THE REASONING
VENUE ROBIN 2, BILSTON DATE 01/10/2019
SUPPORT JUMP, CIRCU5, THIS WINTER MACHINE
There’s a moment when, as The Reasoning’s intro tape to the opening swirl of Awakening begins to segue with the band onstage, vocalists Andrew Demczuk and Emilee Moyce seem to momentarily freeze in the spotlight. This is wholly understandable when you consider that neither have performed live with the band before, and, indeed, Moyce has actually never performed live on stage at all. In the merest fleeting moment, both bassist Matt Cohen and guitarist Keith Hawkins step up alongside them, a show of support to say, ‘Everything’s going to be alright,’ and, nerves settled, The Reasoning’s last hurrah is underway.
The Reasoning imploded nearly five years ago, the resultant cancelled tour meaning they never got the chance to say a proper farewell. Tonight, band leader Cohen gets his chance to do just that. The very nature of the bust-up means new singers, but long-time drummer Jake Bradford-Sharpe and guitarist Hawkins are back, while Athen Ayren adds delightful keyboard colour and former Panic Room guitarist Paul Davies adds extra bite. When Anne-Marie Helder appears later, along with special guests Sarah Dean and Dave Foster, it enforces the old Karnataka connection from which both bands sprang, and is a delight to behold.
It’s an emotional night, obviously, but what really shines through is the quality of many of the band’s songs. Awakening is a killer opening track, but equally the likes of Diamonds And Leather, Breaking The 4th Wall (tonight delivered acoustically) and Chasing Rainbows really are great songs. They encore with an epic Dark Angel and a rousing Aching Hunger, the audience singalong resounding emotionally around the venue.
Earlier tonight This Winter Machine opened proceedings. While it’s easy to understand why so many prog fans take to their melodic prog, they offer little visually to back up the music.

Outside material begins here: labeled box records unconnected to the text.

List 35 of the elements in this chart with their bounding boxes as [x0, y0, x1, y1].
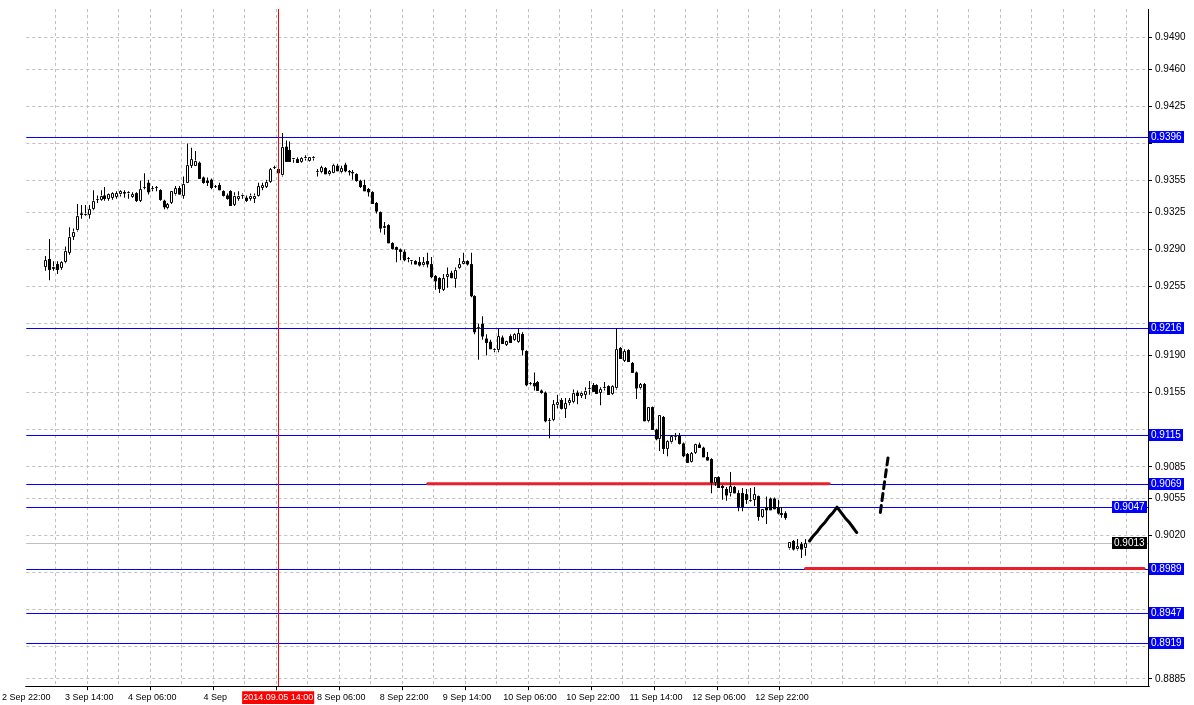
ref-line-label: 0.9069 [1151, 478, 1183, 490]
y-tick-label: 0.9290 [1155, 243, 1187, 255]
x-tick-label: 9 Sep 14:00 [442, 692, 492, 703]
x-tick-label: 8 Sep 22:00 [379, 692, 429, 703]
ref-line-label: 0.9115 [1151, 429, 1182, 441]
x-tick-label: 10 Sep 22:00 [566, 692, 620, 703]
y-tick-label: 0.9425 [1155, 100, 1187, 112]
x-tick-label: 12 Sep 06:00 [692, 692, 746, 703]
y-tick-label: 0.9055 [1155, 492, 1187, 504]
y-tick-label: 0.9460 [1155, 63, 1187, 75]
x-tick-label: 4 Sep [203, 692, 227, 703]
x-tick-label: 4 Sep 06:00 [127, 692, 177, 703]
ref-line-label: 0.9047 [1114, 501, 1146, 513]
y-tick-label: 0.8885 [1155, 672, 1187, 684]
ref-line-label: 0.9013 [1114, 537, 1146, 549]
x-tick-label: 2014.09.05 14:00 [243, 692, 314, 703]
x-tick-label: 12 Sep 22:00 [755, 692, 809, 703]
ref-line-label: 0.8919 [1151, 637, 1183, 649]
y-tick-label: 0.9155 [1155, 386, 1187, 398]
ref-line-label: 0.8989 [1151, 563, 1183, 575]
y-tick-label: 0.9325 [1155, 206, 1187, 218]
ref-line-label: 0.9396 [1151, 131, 1183, 143]
y-tick-label: 0.9190 [1155, 349, 1187, 361]
y-tick-label: 0.9020 [1155, 529, 1187, 541]
x-tick-label: 8 Sep 06:00 [316, 692, 366, 703]
ref-line-label: 0.9216 [1151, 322, 1183, 334]
x-tick-label: 10 Sep 06:00 [503, 692, 557, 703]
x-tick-label: 3 Sep 14:00 [64, 692, 114, 703]
y-tick-label: 0.9085 [1155, 460, 1187, 472]
y-tick-label: 0.9355 [1155, 174, 1187, 186]
x-tick-label: 2 Sep 22:00 [2, 692, 51, 703]
x-tick-label: 11 Sep 14:00 [629, 692, 683, 703]
ref-line-label: 0.8947 [1151, 607, 1183, 619]
y-tick-label: 0.9490 [1155, 31, 1187, 43]
y-tick-label: 0.9255 [1155, 280, 1187, 292]
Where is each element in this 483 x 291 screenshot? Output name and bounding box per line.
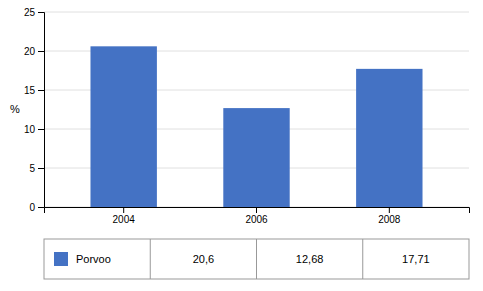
x-axis-line [45,208,470,214]
y-tick: 20 [24,46,44,57]
x-tick-label: 2008 [378,214,401,225]
x-tick-label: 2004 [113,214,136,225]
bar [223,108,289,207]
x-tick: 2004 [113,207,136,225]
y-tick-mark [38,168,44,169]
x-tick: 2008 [378,207,401,225]
y-tick: 0 [29,202,44,213]
x-tick-label: 2006 [245,214,268,225]
plot: 0 5 10 15 20 25 2004 2006 2008 [24,7,470,225]
y-tick-label: 5 [29,163,35,174]
y-tick-mark [38,207,44,208]
y-tick-mark [38,12,44,13]
y-axis: 0 5 10 15 20 25 [24,7,45,213]
bar [356,69,422,207]
y-tick-label: 0 [29,202,35,213]
x-tick: 2006 [245,207,268,225]
legend-divider [150,239,151,279]
bars [90,46,422,207]
y-tick-mark [38,129,44,130]
legend-value: 17,71 [402,253,430,265]
y-tick: 25 [24,7,44,18]
legend-swatch [54,252,68,266]
legend-value: 12,68 [296,253,324,265]
y-tick-label: 15 [24,85,36,96]
bar [90,46,156,207]
y-tick-mark [38,90,44,91]
y-tick-mark [38,51,44,52]
y-tick: 10 [24,124,44,135]
x-tick-mark [123,207,124,213]
chart: 0 5 10 15 20 25 2004 2006 2008% Porvoo 20,6 12,68 17… [0,0,483,291]
y-axis-line [38,13,45,208]
y-tick-label: 20 [24,46,36,57]
grid-line [44,12,469,13]
legend-label: Porvoo [76,253,111,265]
x-tick-mark [389,207,390,213]
y-axis-title: % [10,103,20,115]
legend-divider [256,239,257,279]
x-axis: 2004 2006 2008 [45,207,470,225]
x-tick-mark [256,207,257,213]
y-tick: 5 [29,163,44,174]
grid [44,12,469,207]
legend: Porvoo 20,6 12,68 17,71 [44,239,469,279]
legend-frame [44,239,469,279]
y-tick-label: 25 [24,7,36,18]
y-tick-label: 10 [24,124,36,135]
legend-divider [362,239,363,279]
legend-value: 20,6 [193,253,214,265]
y-tick: 15 [24,85,44,96]
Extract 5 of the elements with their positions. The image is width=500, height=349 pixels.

Circu5 are a little more eclectic, new guitarist Paul Clark thrashing away on a Flying V seemingly at odds with the band’s quirky art rock. They deliver a great cover of Blue Oyster Cult’s Career Of Evil and a delightful version of Tin Spirits’ Summer Now, featuring as they do, that band’s Mark Kilminster on bass.
Jump will be celebrating their 30th anniversary next year, as frontman John Dexter Jones points out. When they deliver a set as good as tonight, you wonder why the band aren’t bigger than they are.
But the evening really is all about one band. The Reasoning might not have scaled the heights they probably deserved to, and tonight brings a closure which may be shrouded in a certain melancholy, but ultimately the night resounds with triumph rather than adversity. It really is a fitting end for such a fine band.
“THE REASONING MIGHT NOT HAVE SCALED THE HEIGHTS THEY PROBABLY DESERVED TO, BUT ULTIMATELY THE NIGHT RESOUNDS WITH TRIUMPH RATHER THAN ADVERSITY.”